Aufhebung und Zurückverweisung wegen vorschriftswidriger Besetzung der Strafkammer
- Gericht
- BGH
- Spruchkörper
- 2. Strafsenat
- Aktenzeichen
- 2 StR 826/84
- Datum
- 07.03.1985
- Rechtsgebiet
- Strafrecht
Abstrakte Rechtssätze
Eine vorschriftswidrige Besetzung der Strafkammer begründet einen absoluten Revisionsgrund nach § 338 Nr. 1 StPO und führt zur Aufhebung des Urteils.
Die Verwendung einer lediglich ausgelosten, nicht ordnungsgemäß gewählten Schöffin kann die Besetzung der Strafkammer als vorschriftswidrig erscheinen und den absoluten Revisionsgrund erfüllen.
Ein Besetzungseinwand ist nicht präkludiert, wenn er rechtzeitig erhoben wird; der Verteidiger kann zu Beginn der Hauptverhandlung Unterbrechung zur Überprüfung der Besetzung verlangen (§ 338 Nr.1c, § 222a Abs.2 StPO).
Wird ein rechtzeitig erhobener Besetzungseinwand von der Strafkammer zurückgewiesen, bleibt die Rüge für die Revision wirksam; die Zurückweisung schließt die Erfolgschance der Revisionsrüge nicht aus (§ 338 Nr.1b, § 222b StPO).
Vorinstanzen
Landgericht Frankfurt am Main, 13. April 1984
Rubrum
BUNDESGERICHTSHOF BESCHLUSS
2 StR 826/84
in der Strafsache
gegen
den Bautechniker Dzavid BČ. aus ███, geboren am ███ 1956 in ███ (Jugoslawien), zur Zeit in Untersuchungshaft,
den Hilfsarbeiter Pantaleo Cosimo PČ. aus ███, geboren ███ 1957 in ███, wegen Raubes u. a.
Der 2. Strafsenat des Bundesgerichtshofs hat am 7. März 1985 gemäß § 349 Abs. 4 StPO einstimmig
Tenor
Auf die Revisionen der Angeklagten BČ. und PČ. wird das Urteil des Landgerichts Frankfurt am Main vom 13. April 1984, soweit sie verurteilt worden sind, mit den Feststellungen aufgehoben.

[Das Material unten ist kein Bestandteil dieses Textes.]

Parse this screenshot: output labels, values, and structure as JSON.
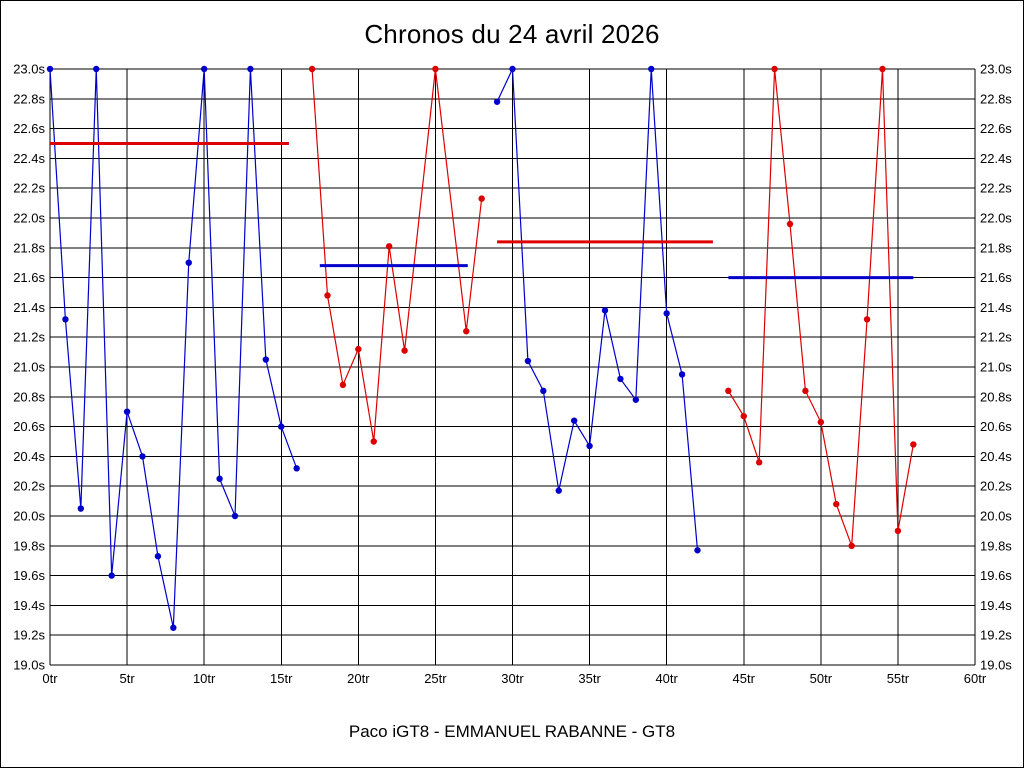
{
  "title": "Chronos du 24 avril 2026",
  "caption": "Paco iGT8 - EMMANUEL RABANNE - GT8",
  "chart_data": {
    "type": "line",
    "title": "Chronos du 24 avril 2026",
    "subtitle": "Paco iGT8 - EMMANUEL RABANNE - GT8",
    "xlabel": "",
    "ylabel": "",
    "xlim": [
      0,
      60
    ],
    "ylim": [
      19.0,
      23.0
    ],
    "x_tick_step": 5,
    "y_tick_step": 0.2,
    "x_tick_suffix": "tr",
    "y_tick_suffix": "s",
    "grid": true,
    "legend": "none",
    "colors": {
      "blue": "#0000cc",
      "red": "#dd0000",
      "grid": "#000000"
    },
    "series": [
      {
        "name": "stint-1-blue",
        "color": "#0000cc",
        "points": [
          [
            0,
            23.0
          ],
          [
            1,
            21.32
          ],
          [
            2,
            20.05
          ],
          [
            3,
            23.0
          ],
          [
            4,
            19.6
          ],
          [
            5,
            20.7
          ],
          [
            6,
            20.4
          ],
          [
            7,
            19.73
          ],
          [
            8,
            19.25
          ],
          [
            9,
            21.7
          ],
          [
            10,
            23.0
          ],
          [
            11,
            20.25
          ],
          [
            12,
            20.0
          ],
          [
            13,
            23.0
          ],
          [
            14,
            21.05
          ],
          [
            15,
            20.6
          ],
          [
            16,
            20.32
          ]
        ]
      },
      {
        "name": "stint-2-red",
        "color": "#dd0000",
        "points": [
          [
            17,
            23.0
          ],
          [
            18,
            21.48
          ],
          [
            19,
            20.88
          ],
          [
            20,
            21.12
          ],
          [
            21,
            20.5
          ],
          [
            22,
            21.81
          ],
          [
            23,
            21.11
          ],
          [
            25,
            23.0
          ],
          [
            27,
            21.24
          ],
          [
            28,
            22.13
          ]
        ]
      },
      {
        "name": "stint-3-blue",
        "color": "#0000cc",
        "points": [
          [
            29,
            22.78
          ],
          [
            30,
            23.0
          ],
          [
            31,
            21.04
          ],
          [
            32,
            20.84
          ],
          [
            33,
            20.17
          ],
          [
            34,
            20.64
          ],
          [
            35,
            20.47
          ],
          [
            36,
            21.38
          ],
          [
            37,
            20.92
          ],
          [
            38,
            20.78
          ],
          [
            39,
            23.0
          ],
          [
            40,
            21.36
          ],
          [
            41,
            20.95
          ],
          [
            42,
            19.77
          ]
        ]
      },
      {
        "name": "stint-4-red",
        "color": "#dd0000",
        "points": [
          [
            44,
            20.84
          ],
          [
            45,
            20.67
          ],
          [
            46,
            20.36
          ],
          [
            47,
            23.0
          ],
          [
            48,
            21.96
          ],
          [
            49,
            20.84
          ],
          [
            50,
            20.63
          ],
          [
            51,
            20.08
          ],
          [
            52,
            19.8
          ],
          [
            53,
            21.32
          ],
          [
            54,
            23.0
          ],
          [
            55,
            19.9
          ],
          [
            56,
            20.48
          ]
        ]
      }
    ],
    "average_lines": [
      {
        "name": "avg-stint-1",
        "color": "#dd0000",
        "y": 22.5,
        "x1": 0,
        "x2": 15.5
      },
      {
        "name": "avg-stint-2",
        "color": "#0000cc",
        "y": 21.68,
        "x1": 17.5,
        "x2": 27.1
      },
      {
        "name": "avg-stint-3",
        "color": "#dd0000",
        "y": 21.84,
        "x1": 29,
        "x2": 43
      },
      {
        "name": "avg-stint-4",
        "color": "#0000cc",
        "y": 21.6,
        "x1": 44,
        "x2": 56
      }
    ]
  }
}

Im Umfang der Aufhebung wird die Sache zu neuer Verhandlung und Entscheidung, auch über die Kosten der Rechtsmittel, an eine andere Strafkammer des Landgerichts zurückverwiesen.
Gründe
Die Revisionen der Angeklagten BČ. und PČ. haben mit einer Verfahrensbeschwerde Erfolg.
Das Urteil ist aufzuheben, weil der absolute Revisionsgrund des § 338 Nr. 1 StPO vorliegt.

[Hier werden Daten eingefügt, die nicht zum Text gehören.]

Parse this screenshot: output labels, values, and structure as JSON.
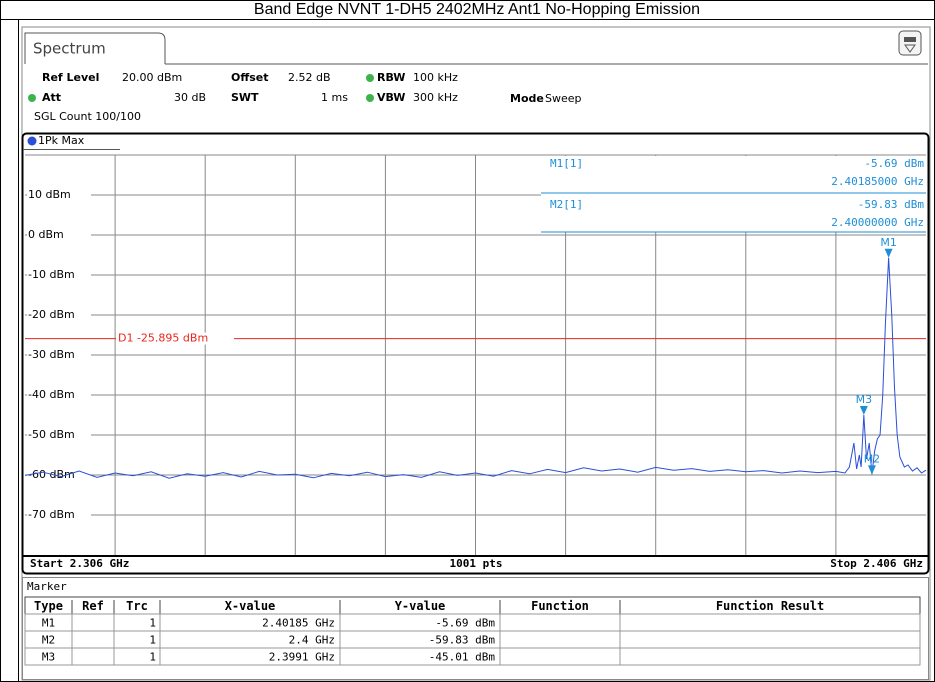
{
  "title": "Band Edge NVNT 1-DH5 2402MHz Ant1 No-Hopping Emission",
  "tab": "Spectrum",
  "settings": {
    "ref_level_label": "Ref Level",
    "ref_level": "20.00 dBm",
    "offset_label": "Offset",
    "offset": "2.52 dB",
    "rbw_label": "RBW",
    "rbw": "100 kHz",
    "att_label": "Att",
    "att": "30 dB",
    "swt_label": "SWT",
    "swt": "1 ms",
    "vbw_label": "VBW",
    "vbw": "300 kHz",
    "mode_label": "Mode",
    "mode": "Sweep",
    "sgl_count": "SGL Count 100/100"
  },
  "marker_readout": [
    {
      "name": "M1[1]",
      "level": "-5.69 dBm",
      "freq": "2.40185000 GHz"
    },
    {
      "name": "M2[1]",
      "level": "-59.83 dBm",
      "freq": "2.40000000 GHz"
    }
  ],
  "footer": {
    "start": "Start 2.306 GHz",
    "points": "1001 pts",
    "stop": "Stop 2.406 GHz"
  },
  "chart_data": {
    "type": "line",
    "xlim": [
      2.306,
      2.406
    ],
    "ylim": [
      -80,
      20
    ],
    "yticks": [
      {
        "value": 10,
        "label": "10 dBm"
      },
      {
        "value": 0,
        "label": "0 dBm"
      },
      {
        "value": -10,
        "label": "-10 dBm"
      },
      {
        "value": -20,
        "label": "-20 dBm"
      },
      {
        "value": -30,
        "label": "-30 dBm"
      },
      {
        "value": -40,
        "label": "-40 dBm"
      },
      {
        "value": -50,
        "label": "-50 dBm"
      },
      {
        "value": -60,
        "label": "-60 dBm"
      },
      {
        "value": -70,
        "label": "-70 dBm"
      }
    ],
    "grid": true,
    "x": [
      2.306,
      2.308,
      2.31,
      2.312,
      2.314,
      2.316,
      2.318,
      2.32,
      2.322,
      2.324,
      2.326,
      2.328,
      2.33,
      2.332,
      2.334,
      2.336,
      2.338,
      2.34,
      2.342,
      2.344,
      2.346,
      2.348,
      2.35,
      2.352,
      2.354,
      2.356,
      2.358,
      2.36,
      2.362,
      2.364,
      2.366,
      2.368,
      2.37,
      2.372,
      2.374,
      2.376,
      2.378,
      2.38,
      2.382,
      2.384,
      2.386,
      2.388,
      2.39,
      2.392,
      2.394,
      2.396,
      2.397,
      2.3975,
      2.398,
      2.3983,
      2.3986,
      2.3988,
      2.3991,
      2.3994,
      2.3997,
      2.4,
      2.4003,
      2.4006,
      2.4009,
      2.4012,
      2.4015,
      2.40185,
      2.4022,
      2.4025,
      2.4028,
      2.4031,
      2.4036,
      2.404,
      2.4045,
      2.405,
      2.4055,
      2.406
    ],
    "series": [
      {
        "name": "1Pk Max",
        "color": "#2a4fd8",
        "values": [
          -60.1,
          -59.3,
          -60.4,
          -59.0,
          -60.6,
          -59.5,
          -60.2,
          -59.2,
          -60.8,
          -59.7,
          -60.3,
          -59.4,
          -60.5,
          -59.1,
          -60.0,
          -59.8,
          -60.7,
          -59.6,
          -60.2,
          -59.3,
          -60.4,
          -59.9,
          -60.6,
          -59.2,
          -60.1,
          -59.5,
          -60.3,
          -58.9,
          -59.7,
          -58.6,
          -59.4,
          -58.2,
          -59.0,
          -58.5,
          -59.3,
          -58.1,
          -58.8,
          -58.4,
          -59.1,
          -58.7,
          -59.2,
          -58.9,
          -59.5,
          -59.0,
          -59.4,
          -59.1,
          -59.5,
          -58.0,
          -52.0,
          -58.5,
          -55.0,
          -58.0,
          -45.01,
          -56.0,
          -52.0,
          -59.83,
          -54.0,
          -51.0,
          -50.0,
          -40.0,
          -22.0,
          -5.69,
          -20.0,
          -38.0,
          -50.0,
          -55.5,
          -58.0,
          -57.5,
          -59.0,
          -58.2,
          -59.5,
          -58.8
        ]
      }
    ],
    "display_line": {
      "label": "D1 -25.895 dBm",
      "value": -25.895,
      "color": "#e8261e"
    },
    "markers": [
      {
        "name": "M1",
        "x": 2.40185,
        "y": -5.69
      },
      {
        "name": "M2",
        "x": 2.4,
        "y": -59.83
      },
      {
        "name": "M3",
        "x": 2.3991,
        "y": -45.01
      }
    ],
    "marker_color": "#1e8fd6"
  },
  "marker_table": {
    "title": "Marker",
    "headers": [
      "Type",
      "Ref",
      "Trc",
      "X-value",
      "Y-value",
      "Function",
      "Function Result"
    ],
    "rows": [
      {
        "type": "M1",
        "trc": "1",
        "x": "2.40185 GHz",
        "y": "-5.69 dBm"
      },
      {
        "type": "M2",
        "trc": "1",
        "x": "2.4 GHz",
        "y": "-59.83 dBm"
      },
      {
        "type": "M3",
        "trc": "1",
        "x": "2.3991 GHz",
        "y": "-45.01 dBm"
      }
    ]
  }
}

Die Angeklagten rügen mit Recht, daß die Strafkammer mit der lediglich ausgelosten, also nicht gewählten Schöffin ███ ██ in vorschriftswidriger Besetzung verhandelt hat (BGH NStZ 1984, 2839).

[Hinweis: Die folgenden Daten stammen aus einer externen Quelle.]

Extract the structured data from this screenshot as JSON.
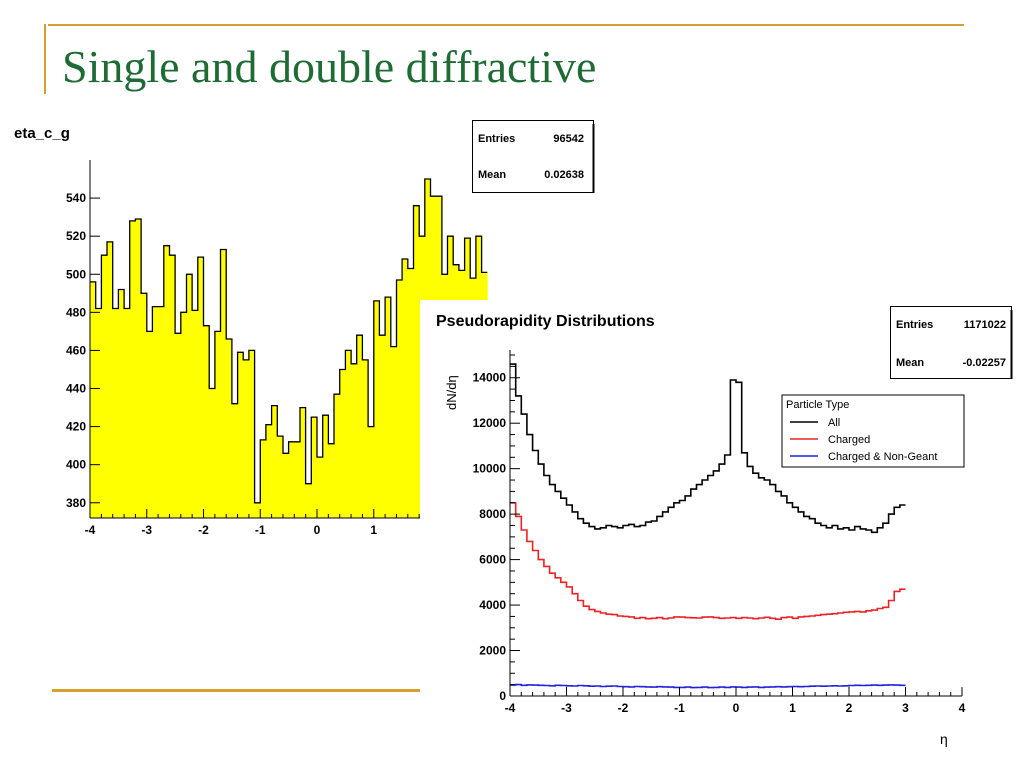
{
  "slide": {
    "title": "Single and double diffractive",
    "footer_symbol": "η",
    "accent_color": "#d4a12f",
    "title_color": "#1f6b35"
  },
  "chart_data": [
    {
      "type": "bar",
      "title": "eta_c_g",
      "xlabel": "",
      "ylabel": "",
      "xlim": [
        -4,
        4
      ],
      "ylim": [
        372,
        560
      ],
      "x_ticks": [
        -4,
        -3,
        -2,
        -1,
        0,
        1
      ],
      "y_ticks": [
        380,
        400,
        420,
        440,
        460,
        480,
        500,
        520,
        540
      ],
      "fill_color": "#ffff00",
      "stats": {
        "entries_label": "Entries",
        "entries": "96542",
        "mean_label": "Mean",
        "mean": "0.02638"
      },
      "bin_width": 0.1,
      "values": [
        496,
        482,
        510,
        517,
        482,
        492,
        482,
        528,
        529,
        490,
        470,
        483,
        483,
        515,
        510,
        469,
        480,
        500,
        481,
        509,
        473,
        440,
        470,
        513,
        466,
        432,
        459,
        455,
        460,
        380,
        413,
        421,
        431,
        415,
        406,
        412,
        412,
        430,
        390,
        425,
        404,
        426,
        411,
        437,
        450,
        460,
        453,
        468,
        455,
        420,
        486,
        468,
        488,
        462,
        497,
        508,
        503,
        536,
        520,
        550,
        541,
        541,
        500,
        520,
        505,
        502,
        519,
        498,
        520,
        501
      ]
    },
    {
      "type": "line",
      "title": "Pseudorapidity Distributions",
      "xlabel": "η",
      "ylabel": "dN/dη",
      "xlim": [
        -4,
        4
      ],
      "ylim": [
        0,
        15000
      ],
      "x_ticks": [
        -4,
        -3,
        -2,
        -1,
        0,
        1,
        2,
        3,
        4
      ],
      "y_ticks": [
        0,
        2000,
        4000,
        6000,
        8000,
        10000,
        12000,
        14000
      ],
      "stats": {
        "entries_label": "Entries",
        "entries": "1171022",
        "mean_label": "Mean",
        "mean": "-0.02257"
      },
      "legend": {
        "title": "Particle Type",
        "placement": "top-right"
      },
      "bin_width": 0.1,
      "series": [
        {
          "name": "All",
          "color": "#000000",
          "values": [
            14600,
            13200,
            12400,
            11500,
            10800,
            10200,
            9700,
            9300,
            9000,
            8700,
            8400,
            8100,
            7800,
            7600,
            7450,
            7350,
            7400,
            7500,
            7450,
            7400,
            7500,
            7550,
            7450,
            7500,
            7650,
            7700,
            7900,
            8100,
            8300,
            8500,
            8600,
            8800,
            9100,
            9300,
            9500,
            9700,
            9900,
            10200,
            10600,
            13900,
            13800,
            10700,
            10100,
            9800,
            9600,
            9500,
            9300,
            9000,
            8800,
            8500,
            8300,
            8100,
            7900,
            7800,
            7600,
            7500,
            7400,
            7500,
            7350,
            7400,
            7300,
            7450,
            7350,
            7300,
            7200,
            7400,
            7600,
            8000,
            8300,
            8400
          ]
        },
        {
          "name": "Charged",
          "color": "#ee2222",
          "values": [
            8500,
            7900,
            7300,
            6800,
            6400,
            6000,
            5700,
            5400,
            5200,
            5000,
            4800,
            4500,
            4200,
            3950,
            3800,
            3720,
            3650,
            3600,
            3580,
            3520,
            3500,
            3480,
            3420,
            3450,
            3400,
            3420,
            3450,
            3400,
            3430,
            3480,
            3470,
            3450,
            3440,
            3430,
            3470,
            3480,
            3450,
            3420,
            3430,
            3450,
            3420,
            3450,
            3430,
            3400,
            3430,
            3460,
            3420,
            3380,
            3450,
            3470,
            3420,
            3480,
            3500,
            3520,
            3550,
            3580,
            3600,
            3620,
            3650,
            3680,
            3700,
            3720,
            3700,
            3750,
            3780,
            3850,
            3900,
            4200,
            4600,
            4700
          ]
        },
        {
          "name": "Charged & Non-Geant",
          "color": "#2222dd",
          "values": [
            480,
            500,
            470,
            490,
            480,
            470,
            460,
            450,
            470,
            460,
            450,
            440,
            460,
            450,
            430,
            440,
            420,
            430,
            440,
            420,
            410,
            400,
            420,
            410,
            400,
            390,
            410,
            400,
            390,
            380,
            380,
            390,
            370,
            380,
            390,
            370,
            380,
            390,
            380,
            400,
            390,
            380,
            390,
            400,
            380,
            390,
            400,
            410,
            400,
            410,
            420,
            410,
            420,
            430,
            440,
            430,
            440,
            450,
            440,
            450,
            460,
            470,
            460,
            470,
            480,
            470,
            480,
            490,
            480,
            470
          ]
        }
      ]
    }
  ]
}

Bei keinem der beiden Angeklagten ist diese Rüge präkludiert. Was den Angeklagten BČ. betrifft, so hat dessen Verteidiger, nachdem die Gerichtsbesetzung erst zu Beginn der Verhandlung mitgeteilt worden war, vergeblich verlangt, daß die Hauptverhandlung unterbrochen werde, damit die Besetzung geprüft werden könne (§ 338 Nr. 1c, § 222a Abs. 2 StPO). Was den Angeklagten PČ. angeht, so ist der vom Verteidiger dieses Angeklagten rechtzeitig erhobene Besetzungseinwand von der Strafkammer zurückgewiesen worden (§ 338 Nr. 1b, § 222b StPO).
Das Urteil ist demgemäß in dem angegebenen Umfang aufzuheben, ohne daß es auf die weiteren Rügen ankommen konnte.